Celebrated tough cop, Marc Manfro, battles lasting effects of Ground Zero fallout

Former NYPD Police Officer Marc Manfro with a display of his New York City Police Transit Police Distinguished Duty Award presented to Manfro in 1990 on display at his home in Castaic on Friday. Dan Watson

A former NYPD cop who moved to Castaic with celebrity status for seldom being put down by the many bad guys he confronted, gets ready for the fight of his life as the ill-effects of exposure to 9-11’s aftermath threaten to put him down.

Marc Manfro – whose son Steven remains one of the SCV’s all-time-great prep football players at Valencia – goes under the knife Monday at the Providence Tarzana Medical Center in a bid to fix a medical condition that stems from his time assigned to Ground Zero after the terrorist attacks of 9-11.

Former NYPD Police Officer Marc Manfro talks about his days on the force in New York at his home in Castaic on Friday. Dan Watson

Manfro suffered an ailment many of his fellow former cops and other first responders have come to know all too well  – a respiratory condition dubbed World Trade Center Cough. He moved to Southern California in a bid to breathe a little easier.

The respiratory problems, however, led to a strain on his heart.  So much so that the resulting cardiac condition caused him to collapse at least 10 times in the last couple of years.

So, on Monday, surgeons are scheduled to repair Marc Manfro’s heart.

“It’s crazy,” Marc said at his home in Castaic Friday. “That all this is from the 9-11 terrorists.  My health was destroyed.”

It’s a subject Manfro doesn’t like to dwell on when asked.  He’d much rather talk about his sons or his celebrated career working for the New York Police Department.

His father was a cop, his son Steven is now a cop.

But few cops can reflect on the colorful, sometimes controversial career, Marc Manfro carved out for himself during his time in New York City.

Celebrated cop

At one point, producers of the TV show “Top Cops” flew him to Toronto for a filming of an episode about his acclaimed police work.

When he tells his stories of his arrests as a “NYPD’s Top Cop” it isn’t just talk. His home office walls are paneled with proof of his endeavors – at least 60 framed awards, framed citations, frame letters of commendation and, of course, newspaper headlines, including one international story reprinted in Chinese.

The headline of that particular story: “He Took on 50 armed gang members and arrested 22 thugs at one time.”

When he tells the stories now, however, his breathing is labored.  Sometimes he holds the back of his office chair for support in getting the story out.

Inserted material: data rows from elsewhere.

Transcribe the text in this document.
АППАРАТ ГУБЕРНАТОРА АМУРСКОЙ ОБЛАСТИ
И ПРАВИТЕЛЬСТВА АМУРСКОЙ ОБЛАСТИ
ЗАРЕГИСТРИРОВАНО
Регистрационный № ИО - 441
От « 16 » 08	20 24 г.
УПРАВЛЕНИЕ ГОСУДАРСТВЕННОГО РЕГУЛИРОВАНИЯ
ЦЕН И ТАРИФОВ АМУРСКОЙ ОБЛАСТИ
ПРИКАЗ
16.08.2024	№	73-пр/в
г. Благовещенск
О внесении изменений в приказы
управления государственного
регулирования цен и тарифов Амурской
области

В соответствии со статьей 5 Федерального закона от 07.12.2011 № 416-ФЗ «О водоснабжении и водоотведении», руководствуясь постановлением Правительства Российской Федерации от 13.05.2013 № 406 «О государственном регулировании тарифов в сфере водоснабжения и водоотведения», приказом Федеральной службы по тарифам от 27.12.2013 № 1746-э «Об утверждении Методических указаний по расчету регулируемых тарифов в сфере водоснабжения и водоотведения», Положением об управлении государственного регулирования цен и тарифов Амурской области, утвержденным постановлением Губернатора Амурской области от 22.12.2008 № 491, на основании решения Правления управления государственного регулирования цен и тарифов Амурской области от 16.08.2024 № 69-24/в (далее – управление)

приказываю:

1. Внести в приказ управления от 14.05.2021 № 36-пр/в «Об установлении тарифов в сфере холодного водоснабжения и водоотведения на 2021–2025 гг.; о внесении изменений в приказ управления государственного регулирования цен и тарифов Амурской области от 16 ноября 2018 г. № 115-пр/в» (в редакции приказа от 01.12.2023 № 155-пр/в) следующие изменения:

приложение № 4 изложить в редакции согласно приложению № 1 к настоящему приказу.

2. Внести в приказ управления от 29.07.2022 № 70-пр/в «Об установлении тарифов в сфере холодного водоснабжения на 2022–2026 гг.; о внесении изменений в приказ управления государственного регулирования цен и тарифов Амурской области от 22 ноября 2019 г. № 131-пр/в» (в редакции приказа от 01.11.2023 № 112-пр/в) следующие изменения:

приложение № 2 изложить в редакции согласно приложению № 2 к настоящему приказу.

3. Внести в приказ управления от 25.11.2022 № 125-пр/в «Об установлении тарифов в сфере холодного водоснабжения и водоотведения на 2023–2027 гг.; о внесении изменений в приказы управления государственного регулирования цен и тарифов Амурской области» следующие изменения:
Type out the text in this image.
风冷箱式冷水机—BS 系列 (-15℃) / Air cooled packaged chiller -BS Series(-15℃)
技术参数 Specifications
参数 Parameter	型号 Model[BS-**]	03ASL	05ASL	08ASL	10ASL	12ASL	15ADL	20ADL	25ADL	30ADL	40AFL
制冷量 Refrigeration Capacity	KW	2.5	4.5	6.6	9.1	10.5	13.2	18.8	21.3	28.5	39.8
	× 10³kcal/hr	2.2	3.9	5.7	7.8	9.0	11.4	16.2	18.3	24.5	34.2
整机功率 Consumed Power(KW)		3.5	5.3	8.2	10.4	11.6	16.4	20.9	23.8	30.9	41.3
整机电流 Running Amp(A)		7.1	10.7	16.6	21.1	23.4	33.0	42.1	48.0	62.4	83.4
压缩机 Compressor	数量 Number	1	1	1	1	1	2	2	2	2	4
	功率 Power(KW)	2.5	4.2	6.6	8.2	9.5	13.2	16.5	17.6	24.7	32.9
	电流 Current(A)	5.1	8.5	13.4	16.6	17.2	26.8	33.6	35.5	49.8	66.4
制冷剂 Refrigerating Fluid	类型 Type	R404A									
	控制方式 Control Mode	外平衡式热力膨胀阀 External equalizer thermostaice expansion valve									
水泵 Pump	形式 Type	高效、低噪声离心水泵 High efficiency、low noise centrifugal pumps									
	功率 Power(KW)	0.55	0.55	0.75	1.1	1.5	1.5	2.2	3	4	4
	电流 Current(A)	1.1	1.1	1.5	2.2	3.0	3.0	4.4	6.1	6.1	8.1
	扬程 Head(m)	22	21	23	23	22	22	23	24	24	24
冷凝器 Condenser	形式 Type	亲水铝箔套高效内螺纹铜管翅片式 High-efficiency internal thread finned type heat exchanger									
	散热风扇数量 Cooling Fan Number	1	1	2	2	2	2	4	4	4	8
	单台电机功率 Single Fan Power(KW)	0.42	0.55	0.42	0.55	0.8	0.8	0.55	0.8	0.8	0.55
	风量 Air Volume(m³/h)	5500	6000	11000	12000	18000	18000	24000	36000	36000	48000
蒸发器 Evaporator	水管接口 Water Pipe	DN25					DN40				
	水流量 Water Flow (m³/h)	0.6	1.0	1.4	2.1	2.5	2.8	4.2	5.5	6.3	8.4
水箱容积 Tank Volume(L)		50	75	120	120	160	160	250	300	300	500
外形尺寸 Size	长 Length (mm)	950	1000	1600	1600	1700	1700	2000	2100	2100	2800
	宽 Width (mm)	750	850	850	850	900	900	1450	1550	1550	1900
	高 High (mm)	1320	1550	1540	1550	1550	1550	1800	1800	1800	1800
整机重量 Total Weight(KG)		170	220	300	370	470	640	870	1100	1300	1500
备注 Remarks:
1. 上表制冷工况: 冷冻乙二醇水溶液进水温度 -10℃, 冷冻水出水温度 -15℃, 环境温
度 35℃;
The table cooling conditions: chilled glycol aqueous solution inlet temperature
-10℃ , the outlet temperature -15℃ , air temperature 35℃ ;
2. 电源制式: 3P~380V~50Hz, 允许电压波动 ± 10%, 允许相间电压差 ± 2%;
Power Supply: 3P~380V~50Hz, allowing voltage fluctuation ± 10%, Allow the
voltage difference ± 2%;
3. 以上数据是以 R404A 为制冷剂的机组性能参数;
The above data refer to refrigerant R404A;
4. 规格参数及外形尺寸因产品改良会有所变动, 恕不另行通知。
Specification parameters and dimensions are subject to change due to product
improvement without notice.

Former NYPD Police Officer Marc Manfro talks about his days on the force in New York at his home in Castaic on Friday. Dan Watson

World Trade Center Cough was formally recognized by physicians studying the effects of pollutants released in the collapse of the World Trade Center buildings and explained in the medical journal, The Lancet.

WTC Cough

In a special supplement titled: World Trade Center Cough published in The Lancet on Dec. 1, 2002, physicians concluded:  “We felt it was critically important to characterise the particle exposure environment with respect to the chemical nature and health impact of particles that existed immediately after the collapse, and to examine the continuing air quality concerns around the World Trade Center.”

Manfro was officially diagnosed with reactive airways dysfunction syndrome which is defined as the sudden onset of asthma following a high level exposure to a corrosive gas, vapor, or fume.

In the same Lancet supplement, it was reported that the US Environmental Protection Agency collected samples of particulate matter around Ground Zero, including many measurements of ambient asbestos. 

Like many NYPD cops at the time, Manfro was assigned to stand guard at Ground Zero about twice a month.

“I got a headache at the end of every shift,” he said, recalling the experience Friday. “Then I started getting a shortness of breath.”

Ground Zero

“At Ground Zero, you would be walking through six inches of ash – of wood, plastic, all kinds of chemicals,” he said.

Whenever he completed his shift at Ground Zero, he said, he would put all his clothes in a garbage bag to disinfect the clothing.

“I didn’t want them (family members) contaminated,” he said.

Those same family members are now turning their attention and empathy for the big tough cop who always looked out for them, hoping for a positive outcome from Monday’s surgery.